Somehow, the teenager survived his stint in prison, yet only found frustration on the outside as his record prevented him from securing a decent job. To make matters worse, before all of this, he had a bright future in football, as his skills had caught the eye of many a collegiate coach. A career in the NFL was not out of the question.

Tom Shadyac’s film recounts this tragic tale and also delves into the title character’s efforts to exonerate himself, a David vs. Goliath tale if ever there was one. Sincere and heartfelt, the film ultimately serves as a commercial for the California Innocence Project, an organization run by attorney Justin Brooks that devotes itself to overturning wrongful convictions and freeing those serving prison terms that should never have been levied.

While the movie’s heart is in the right place, Shadyac’s heavy-handed approach sometimes does the story a disservice, underscoring moments that ultimately leave an insincere taste in the viewer’s mouth.

Rendered in flashback, the film is told from Banks’ point of view, and Aldis Hodge brings a sincerity to the role that’s commendable, though there are moments when I wish he had employed a bit more subtlety.

Greg Kinnear provides a solid turn as Brooks, cautioning Banks throughout not to get his hopes up as their efforts to overturn his sentence is the longest of long shots, rallying the young man when necessary, and bringing him down to earth when needed. It’s the sort of understated performance that’s often overlooked, and the actor brings his A game during a tense moment late in the movie when he confronts Banks’ accuser.

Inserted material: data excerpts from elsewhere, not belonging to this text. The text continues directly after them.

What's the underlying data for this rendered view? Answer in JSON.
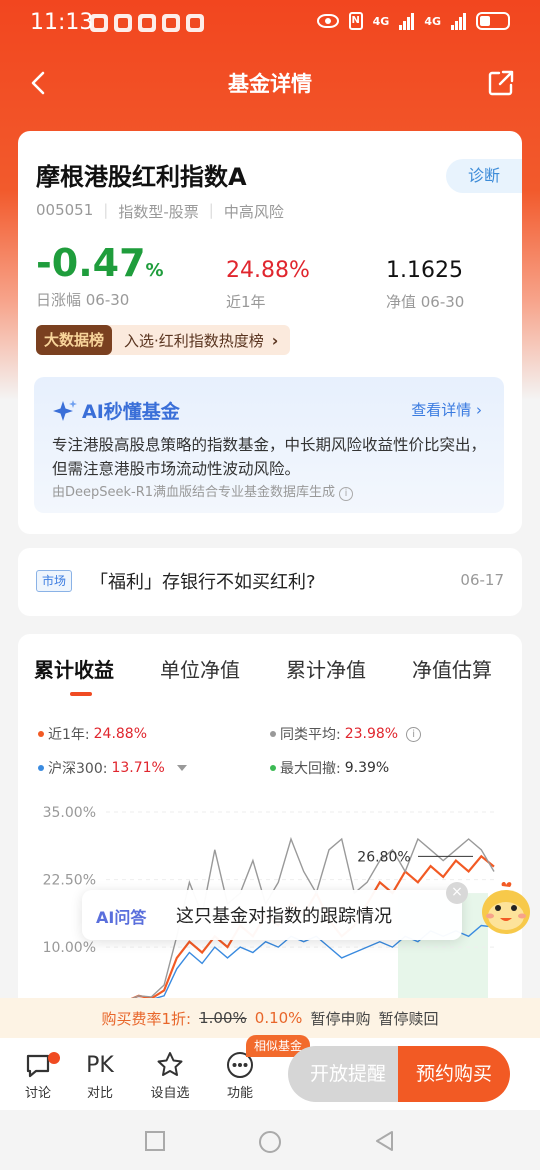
{
  "status_bar": {
    "time": "11:13",
    "net1": "4G",
    "net2": "4G"
  },
  "nav": {
    "title": "基金详情"
  },
  "fund": {
    "name": "摩根港股红利指数A",
    "code": "005051",
    "type": "指数型-股票",
    "risk": "中高风险",
    "diagnose_label": "诊断",
    "daily_change": "-0.47",
    "daily_change_unit": "%",
    "daily_change_label": "日涨幅 06-30",
    "year_return": "24.88%",
    "year_return_label": "近1年",
    "nav_value": "1.1625",
    "nav_label": "净值 06-30",
    "rank_tag": "大数据榜",
    "rank_text": "入选·红利指数热度榜",
    "rank_arrow": "›"
  },
  "ai_summary": {
    "title": "AI秒懂基金",
    "more": "查看详情 ›",
    "body": "专注港股高股息策略的指数基金，中长期风险收益性价比突出，但需注意港股市场流动性波动风险。",
    "source": "由DeepSeek-R1满血版结合专业基金数据库生成"
  },
  "news": {
    "tag": "市场",
    "title": "「福利」存银行不如买红利?",
    "date": "06-17"
  },
  "chart_tabs": [
    "累计收益",
    "单位净值",
    "累计净值",
    "净值估算"
  ],
  "legend": {
    "fund_label": "近1年:",
    "fund_value": "24.88%",
    "peer_label": "同类平均:",
    "peer_value": "23.98%",
    "index_label": "沪深300:",
    "index_value": "13.71%",
    "drawdown_label": "最大回撤:",
    "drawdown_value": "9.39%"
  },
  "colors": {
    "fund": "#f25a24",
    "peer": "#999999",
    "index": "#3a8be0",
    "drawdown": "#3cba54"
  },
  "chart_data": {
    "type": "line",
    "y_ticks": [
      "35.00%",
      "22.50%",
      "10.00%"
    ],
    "ylim": [
      -2,
      35
    ],
    "peak_label": "26.80%",
    "series": [
      {
        "name": "近1年",
        "values": [
          0,
          1,
          0.5,
          2,
          8,
          11,
          9,
          12,
          10,
          14,
          12,
          16,
          14,
          18,
          16,
          20,
          15,
          12,
          14,
          18,
          22,
          20,
          24,
          22,
          25,
          23,
          26,
          24,
          26.8,
          24.9
        ]
      },
      {
        "name": "同类平均",
        "values": [
          0,
          1,
          0.8,
          3,
          12,
          22,
          16,
          28,
          18,
          20,
          26,
          18,
          22,
          30,
          24,
          20,
          28,
          30,
          20,
          22,
          26,
          28,
          24,
          30,
          28,
          26,
          28,
          30,
          28,
          24
        ]
      },
      {
        "name": "沪深300",
        "values": [
          0,
          0.5,
          0.3,
          1,
          6,
          9,
          7,
          10,
          8,
          10,
          9,
          11,
          10,
          12,
          11,
          12,
          10,
          8,
          9,
          10,
          11,
          10,
          12,
          11,
          13,
          12,
          13,
          12,
          14,
          13.7
        ]
      }
    ]
  },
  "ai_prompt": {
    "label": "AI问答",
    "question": "这只基金对指数的跟踪情况"
  },
  "fee": {
    "label": "购买费率1折:",
    "old": "1.00%",
    "new": "0.10%",
    "status1": "暂停申购",
    "status2": "暂停赎回"
  },
  "bottom": {
    "discuss": "讨论",
    "compare_icon": "PK",
    "compare": "对比",
    "watchlist": "设自选",
    "functions": "功能",
    "similar_tag": "相似基金",
    "remind": "开放提醒",
    "buy": "预约购买"
  }
}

The screenplay by Doug Atchison is straightforward to a fault. While it dutifully lays out Banks’ tale, including a love story that blossoms between him and a budding artist (Melanie Liburd), there are some holes that need addressing. Most glaring is the character Mick Randolph (Dorian Missick), Banks’ parole officer who seems to be inordinately cruel to our hero for no apparent reason. His efforts to block his charge’s attempts to clear his name occur at too-convenient times for the narrative and seem contrived, as does his change of heart toward the end. His purpose in the film seems disingenuous and undermines the conviction of it as a whole.

Equally troubling is Shadyac’s use of music to accentuate Banks’ plight — obvious, unnecessary songs that pander to the audience, making sure they understand just how inspirational all of this is supposed to be. It’s a bit insulting. Also, a couple of key questions about Banks’ original trial that are troubling emerge but go unanswered.

The film has been made with the best of intentions, and during the end credits, we get a rundown of the many successes Brooks and his institute have had. It is commendable work that needs to be promoted and encouraged, which is the purpose of “Brian Banks.” I just wish it had been done with a more deft hand.